Marienkäfer-Mystery


Johann ließ stöhnend den Kopf in die Hände sinken. Blöder Botanikkram. Das würde er nie alles lernen!
Er ließ seinen Blick umherschweifen, blickte aus dem Fenster. Die Sonne schien herrlich hell auf die grüne Wiese. Er hatte gerade keinerlei Interesse zu lernen, wie man erklärt warum da draußen alles so schön bunt aussieht – und erst recht nicht an den lateinischen Bezeichnungen für diese Vorgänge. Er wollte nach draußen, sich in eine Hängematte legen und schlafen. Ein bisschen kalt würde es sein, aber im Frühling auf der falschen Seite des Fensters zu sitzen, über Biologiebücher gebeugt, das war einfach nicht fair.
Am Abend würde er Luise treffen, der einzige Ausblick an diesem Tag.

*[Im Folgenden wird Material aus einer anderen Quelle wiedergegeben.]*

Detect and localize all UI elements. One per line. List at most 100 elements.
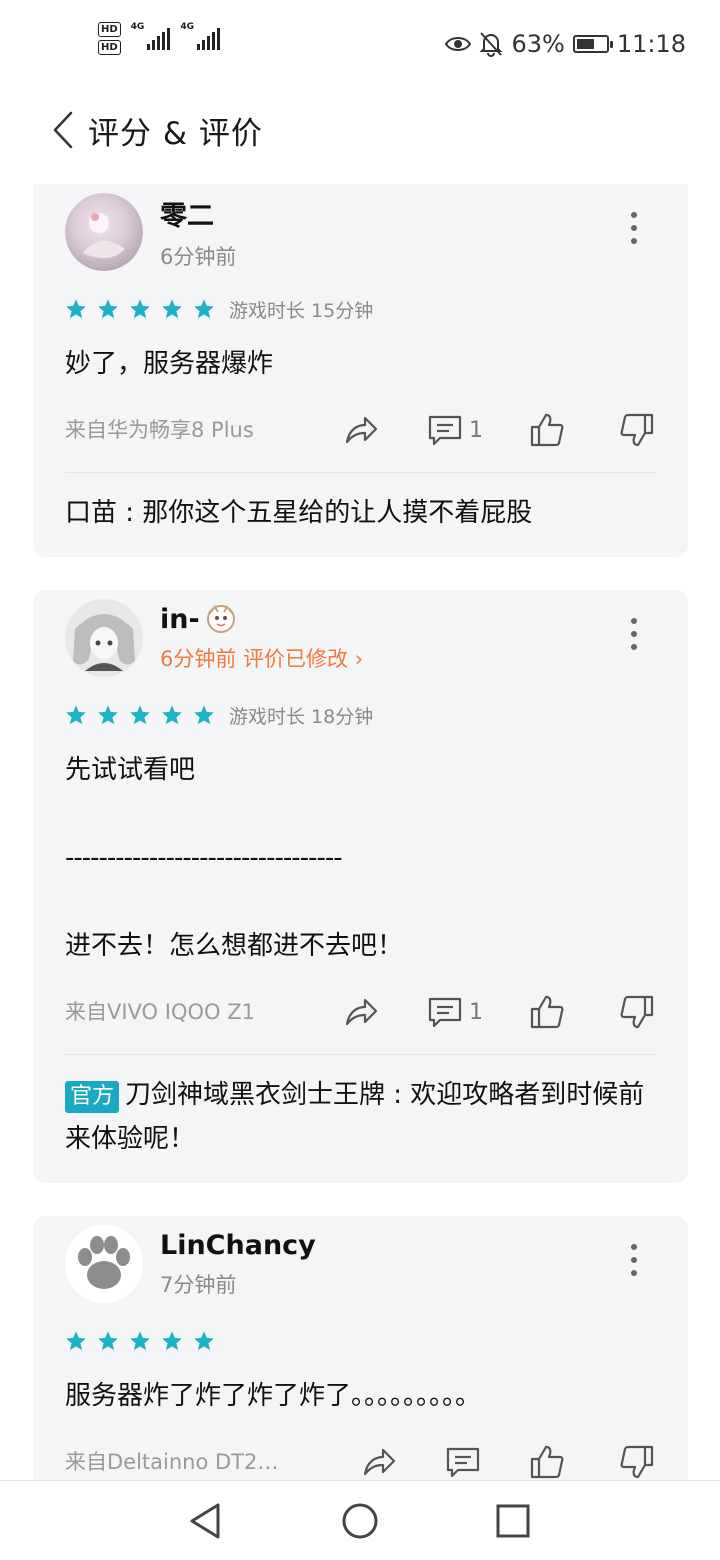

Eigentlich wollte er ihr ja etwas anderes als nur Schokoeier mitbringen, aber wie sollte er das bloß schaffen? Zum Einkaufen war keine Zeit mehr. Er musste ja lernen.
Wie schön wäre es jetzt da draußen… Luise beobachten wie sie in ihrem weißen Sommerkleid über die Wiese wirbelt… Bunte Blumen überall in der Luft, in ihrem dunklen Haar…

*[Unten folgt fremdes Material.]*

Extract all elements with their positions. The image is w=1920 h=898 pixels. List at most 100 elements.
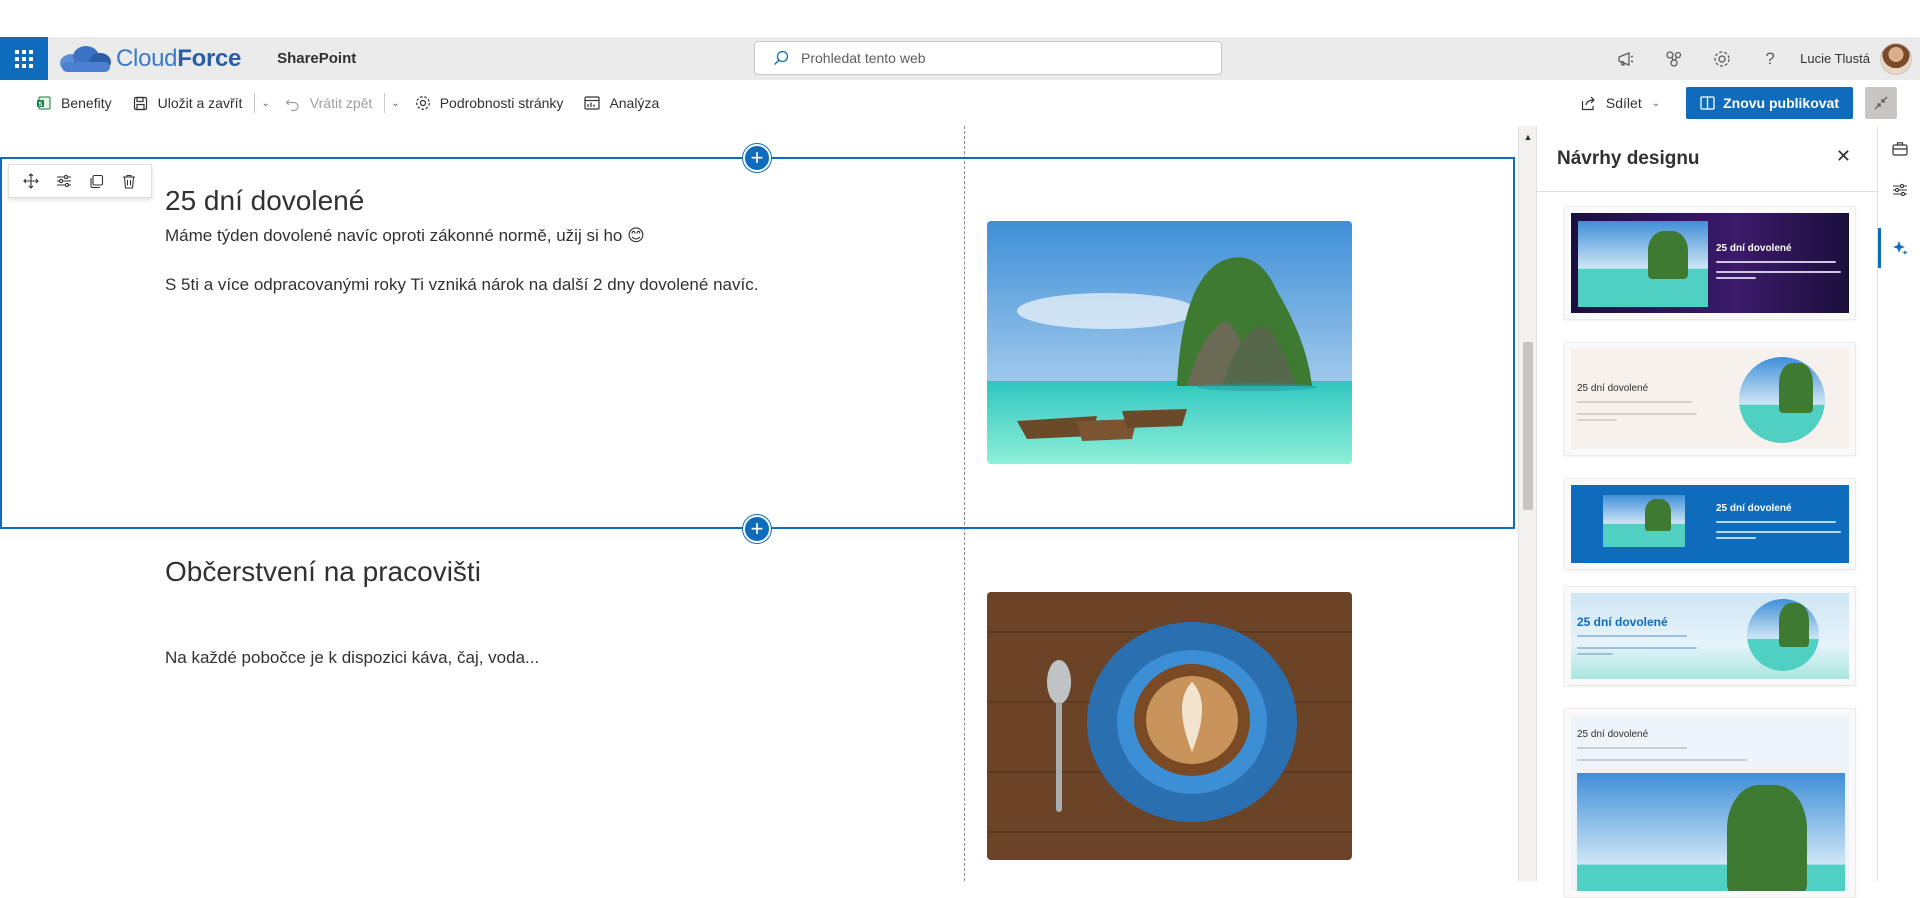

Ein lauter Knall riss Johann jäh aus seinen Träumen. Die Tür zu seinem Zimmer war aufgeflogen, und im Rahmen stand ein kleiner Gnom, verborgen unter einer viel zu großen Mütze, der Rest Gesicht versteckt hinter einer riesigen Lupe.
“Ich hab es genau gesehen, er ist hier drin verschwunden.”
“Paul, was machst du da mit meinem Mantel?”
Johann blickte entgeistert auf seinen kleinen Bruder, eingehüllt in einen schwarzen Mantel der bis zum Boden reichte, in der einen Hand die Lupe, in der anderen ein Koffer.
Paul richtete sich stolz auf.
“Ich bin ein Detektiv. Und hier drin ist er verschwunden.”
“Wer denn?”
“Na der Marienkäfer. Mit den vielen Punkten.”
“Ein Marienkäfer?!”
Paul antwortete nicht sondern betrachtete durch die Lupe das ganze Zimmer. “Ich habe ihn genau beobachtet…”
“Paul, du machst jetzt sofort die Fliege, ich muss lernen!”
Paul verschränkte die Arme und setzte sein Schmollgesicht auf. “Du nimmst mir meinen Fall weg!! Du bist blöd.”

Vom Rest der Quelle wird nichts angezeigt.